澪は「一応、部長です!」というコピーで、これはよく優海が澪を立てるときに使う口癖からきた。
「藤子のは変わってたなぁ」
あの例のハードカバーを読んでいる姿のポスターである。
「あれに『普段からこんな感じです』なんて、あの子しか言わないわ」
あれは目立つわ、とののかは言った。
唯と藤子が修学旅行から戻ると、
「そろそろ新しい部長を決めなきゃならないんだけど…誰がいい?」
本来なら九月に決めなければならなかったのだが、美波の件があって先延ばしにしていたのである。
すみれが手を挙げた。
「私は藤子ちゃんかな。

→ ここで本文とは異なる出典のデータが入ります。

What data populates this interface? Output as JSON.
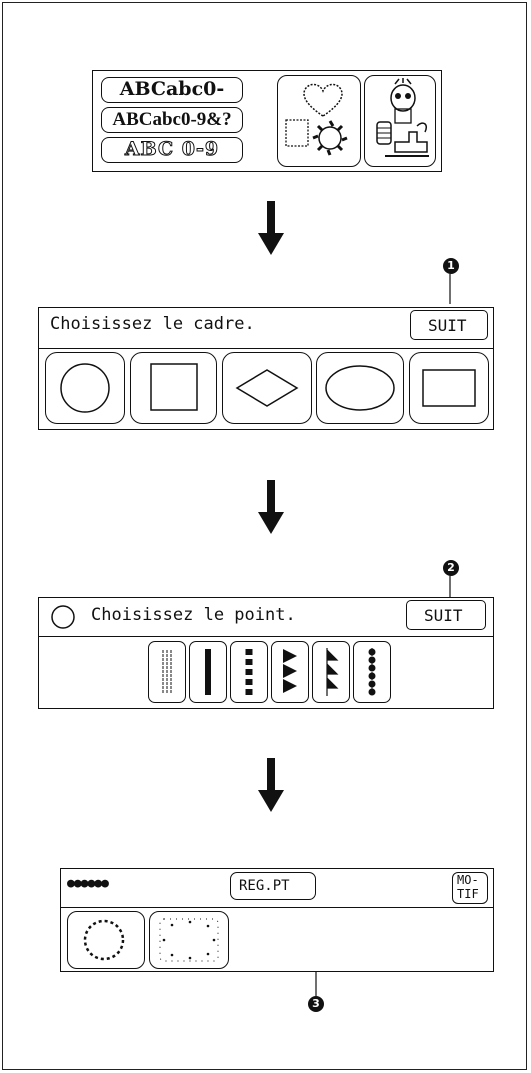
{
  "screen1": {
    "font_buttons": [
      "ABCabc0-9&?",
      "ABCabc0-9&?",
      "ABC 0-9"
    ],
    "motif_icons": [
      "heart-square-sun-icon",
      "sewing-machine-character-icon"
    ]
  },
  "screen2": {
    "prompt": "Choisissez le cadre.",
    "next_label": "SUIT",
    "callout": "1",
    "frames": [
      "circle-frame",
      "square-frame",
      "diamond-frame",
      "oval-frame",
      "rectangle-frame"
    ]
  },
  "screen3": {
    "prompt": "Choisissez le point.",
    "next_label": "SUIT",
    "callout": "2",
    "stitches": [
      "triple-straight-stitch",
      "satin-stitch",
      "dashed-satin-stitch",
      "triangle-stitch",
      "sawtooth-stitch",
      "dot-stitch"
    ]
  },
  "screen4": {
    "stitch_preview": "●●●●●●",
    "reg_label": "REG.PT",
    "motif_label_1": "MO-",
    "motif_label_2": "TIF",
    "callout": "3",
    "patterns": [
      "dotted-circle-pattern",
      "scattered-dot-square-pattern"
    ]
  }
}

しっかりしてるし、頭もいいし、知名度もあるし」
確かに。
修学旅行のときには、ティーンズファッション誌の密着取材がついて、
「奇跡のメガネっ娘」
と呼ばれ、今やメガネ女子ブームの旗手として、ワンピースや普通にコーディネートされた服を着たグラビアの仕事も来ている。
普段の制服や私服のワンピースでは目立たないのだが、藤子は小柄な割にスタイルも良い。
「ああいう隠れ巨乳みたいのが男子は好きらしいよ」
「男子ってだいたい可愛くてスタイル良かったら、多少性格悪くても引っかかるもんね…」
雪穂が言うと「それ自分のことでしょ」と優海がちゃちゃを入れ、それに対して、
「私、なんにも悪いことなんかしてないもん!」
少しむくれてみせる。
「天然なんだか計算なんだか分からないよね」
美波が言いそうなことを、ののかが言った。